You may make a profit in every trade, but those commissions you’re paying to trade are costing you a fortune!
Alright, then perhaps you tweak the incentives! Now you only pay commissions and fees if the manager is worth it!
You decide on a benchmark, and your advisor only gets paid if he outperforms the benchmark. In fact he gets 25% of the out-performance.
This way, if the S&P500 (the benchmark) goes up 15%, your advisor only gets paid anything if he too goes up at least 15%. If you’re up 25% compared to the 15% of the S&P500, then you’ve outperformed by 10% and the advisor will get paid 2.5%, leaving you with a 7.5% out-performance.
Doesn’t that sound foolproof? After all, you only pay anything if the advisor made up for it in out-performance.
Of course not.
The advisor will simply make riskier and riskier bets in order to get that out-performance. After all, he’s not risking his money, he’s risking yours!

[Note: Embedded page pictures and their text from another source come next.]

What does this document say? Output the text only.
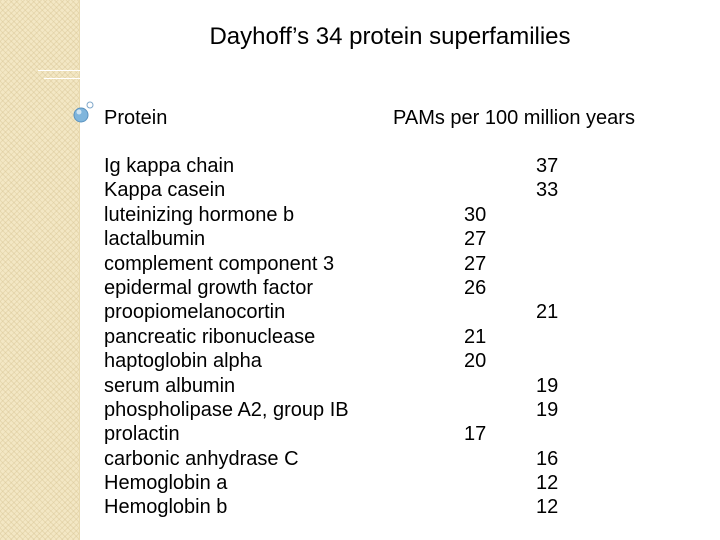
Dayhoff’s 34 protein superfamilies
Protein	PAMs per 100 million years
Ig kappa chain	37
Kappa casein	33
luteinizing hormone b	30
lactalbumin	27
complement component 3	27
epidermal growth factor	26
proopiomelanocortin	21
pancreatic ribonuclease	21
haptoglobin alpha	20
serum albumin	19
phospholipase A2, group IB	19
prolactin	17
carbonic anhydrase C	16
Hemoglobin a	12
Hemoglobin b	12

So why would he care if you make 10% or -100%? His commission is the same either way. It’s better for him to take your money to the casino and put it all on red, that way he’s got a 50% chance of getting handsomely rewarded.

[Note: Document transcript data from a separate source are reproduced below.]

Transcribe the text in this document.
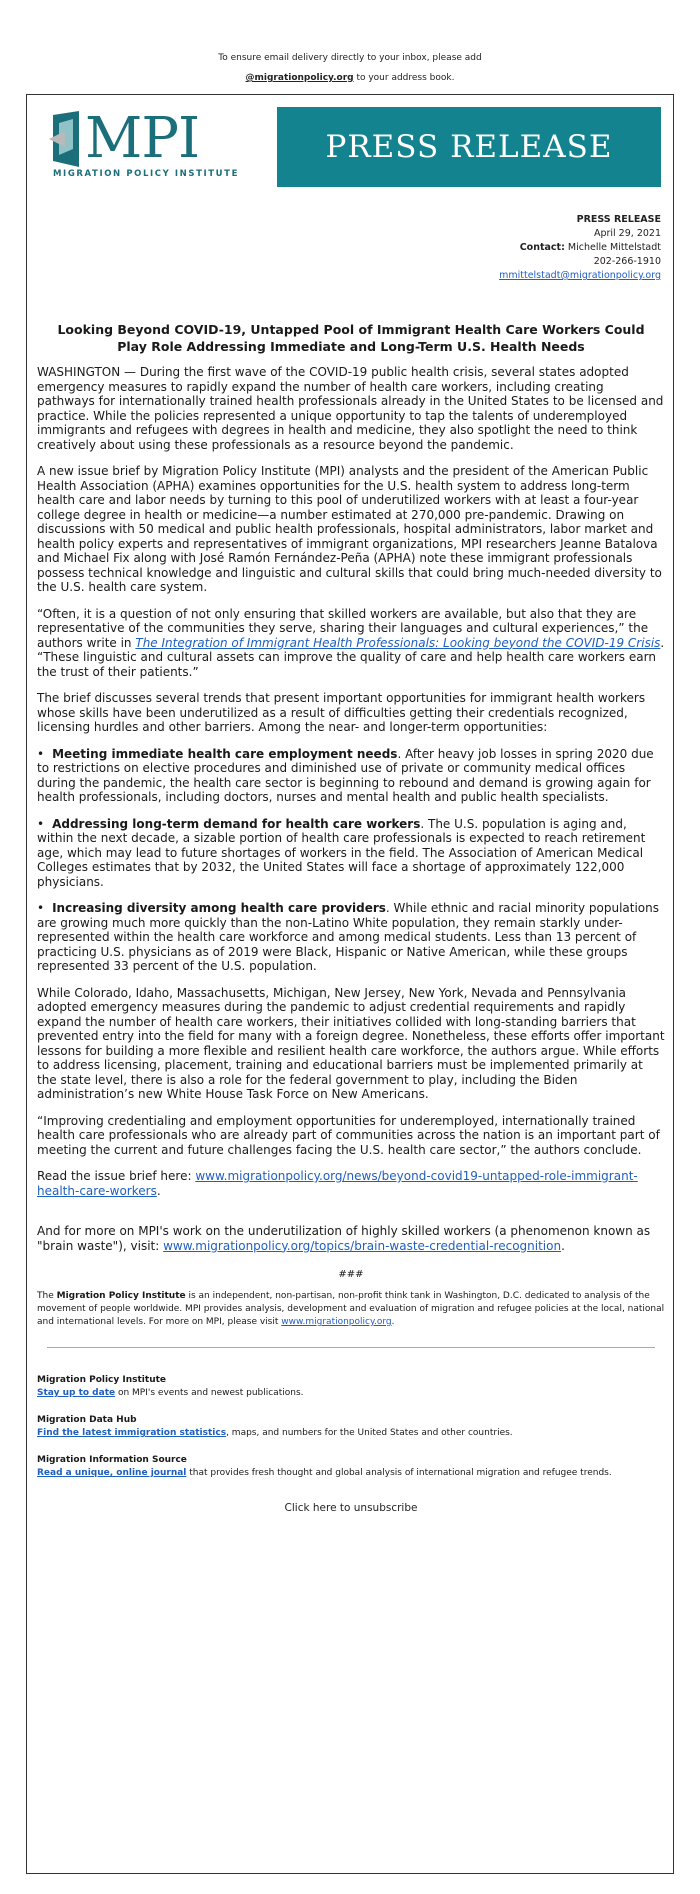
To ensure email delivery directly to your inbox, please add
@migrationpolicy.org to your address book.
MPI
MIGRATION POLICY INSTITUTE
PRESS RELEASE
PRESS RELEASE
April 29, 2021
Contact: Michelle Mittelstadt
202-266-1910
mmittelstadt@migrationpolicy.org
Looking Beyond COVID-19, Untapped Pool of Immigrant Health Care Workers Could Play Role Addressing Immediate and Long-Term U.S. Health Needs

WASHINGTON — During the first wave of the COVID-19 public health crisis, several states adopted emergency measures to rapidly expand the number of health care workers, including creating pathways for internationally trained health professionals already in the United States to be licensed and practice. While the policies represented a unique opportunity to tap the talents of underemployed immigrants and refugees with degrees in health and medicine, they also spotlight the need to think creatively about using these professionals as a resource beyond the pandemic.

A new issue brief by Migration Policy Institute (MPI) analysts and the president of the American Public Health Association (APHA) examines opportunities for the U.S. health system to address long-term health care and labor needs by turning to this pool of underutilized workers with at least a four-year college degree in health or medicine—a number estimated at 270,000 pre-pandemic. Drawing on discussions with 50 medical and public health professionals, hospital administrators, labor market and health policy experts and representatives of immigrant organizations, MPI researchers Jeanne Batalova and Michael Fix along with José Ramón Fernández-Peña (APHA) note these immigrant professionals possess technical knowledge and linguistic and cultural skills that could bring much-needed diversity to the U.S. health care system.

“Often, it is a question of not only ensuring that skilled workers are available, but also that they are representative of the communities they serve, sharing their languages and cultural experiences,” the authors write in The Integration of Immigrant Health Professionals: Looking beyond the COVID-19 Crisis. “These linguistic and cultural assets can improve the quality of care and help health care workers earn the trust of their patients.”

The brief discusses several trends that present important opportunities for immigrant health workers whose skills have been underutilized as a result of difficulties getting their credentials recognized, licensing hurdles and other barriers. Among the near- and longer-term opportunities:

• Meeting immediate health care employment needs. After heavy job losses in spring 2020 due to restrictions on elective procedures and diminished use of private or community medical offices during the pandemic, the health care sector is beginning to rebound and demand is growing again for health professionals, including doctors, nurses and mental health and public health specialists.

• Addressing long-term demand for health care workers. The U.S. population is aging and, within the next decade, a sizable portion of health care professionals is expected to reach retirement age, which may lead to future shortages of workers in the field. The Association of American Medical Colleges estimates that by 2032, the United States will face a shortage of approximately 122,000 physicians.

• Increasing diversity among health care providers. While ethnic and racial minority populations are growing much more quickly than the non-Latino White population, they remain starkly under-represented within the health care workforce and among medical students. Less than 13 percent of practicing U.S. physicians as of 2019 were Black, Hispanic or Native American, while these groups represented 33 percent of the U.S. population.

While Colorado, Idaho, Massachusetts, Michigan, New Jersey, New York, Nevada and Pennsylvania adopted emergency measures during the pandemic to adjust credential requirements and rapidly expand the number of health care workers, their initiatives collided with long-standing barriers that prevented entry into the field for many with a foreign degree. Nonetheless, these efforts offer important lessons for building a more flexible and resilient health care workforce, the authors argue. While efforts to address licensing, placement, training and educational barriers must be implemented primarily at the state level, there is also a role for the federal government to play, including the Biden administration’s new White House Task Force on New Americans.

“Improving credentialing and employment opportunities for underemployed, internationally trained health care professionals who are already part of communities across the nation is an important part of meeting the current and future challenges facing the U.S. health care sector,” the authors conclude.

Read the issue brief here: www.migrationpolicy.org/news/beyond-covid19-untapped-role-immigrant-health-care-workers.

And for more on MPI's work on the underutilization of highly skilled workers (a phenomenon known as "brain waste"), visit: www.migrationpolicy.org/topics/brain-waste-credential-recognition.

###
The Migration Policy Institute is an independent, non-partisan, non-profit think tank in Washington, D.C. dedicated to analysis of the movement of people worldwide. MPI provides analysis, development and evaluation of migration and refugee policies at the local, national and international levels. For more on MPI, please visit www.migrationpolicy.org.
Migration Policy Institute
Stay up to date on MPI's events and newest publications.
Migration Data Hub
Find the latest immigration statistics, maps, and numbers for the United States and other countries.
Migration Information Source
Read a unique, online journal that provides fresh thought and global analysis of international migration and refugee trends.
Click here to unsubscribe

This misalignment of incentives are very common, and it’s important to be aware of them.
The problem that you as an individual investor have is that you simply don’t know the forces, incentives and disincentives that are acting on your prospective advisors, and you won’t know when they change either.
So you will have to keep a watchful eye on them, and make sure that they are aligned with your goals and objectives.
The problem with that solution, is that it is a hell of a lot harder to keep an eye on what your advisor is doing, if you haven’t got a clue what’s going on in your portfolio and with your finances!
And if you do have a clue as to whats going on with your portfolio… Why do you need an advisor?
Investing and saving is easier than its ever been, and even dumb retail investors like me and you can easily put our money to work as well as or better than the pros!
Simply open an account at a low cost brokerage, purchase a diversified index fund, and let time do it’s thing.
You don’t need to pay hundreds of thousands in fees to dodgy advisors who are doing you more harm than good.
You don’t need to be a stock market genius either!
Just pick a solid index fund, invest in it regularly, and forget about it until you retire.
This is the place where I’d put in my brokerage promo link and ask you to sign up to a brokerage that will give me a kickback when you do, like many financial bloggers do.
I don’t want you to be a product I’m selling.
I want you to be financially independent on your own merits, aware of your finances and able to make your own investment decisions.
You’re smart, you can find a brokerage on your own.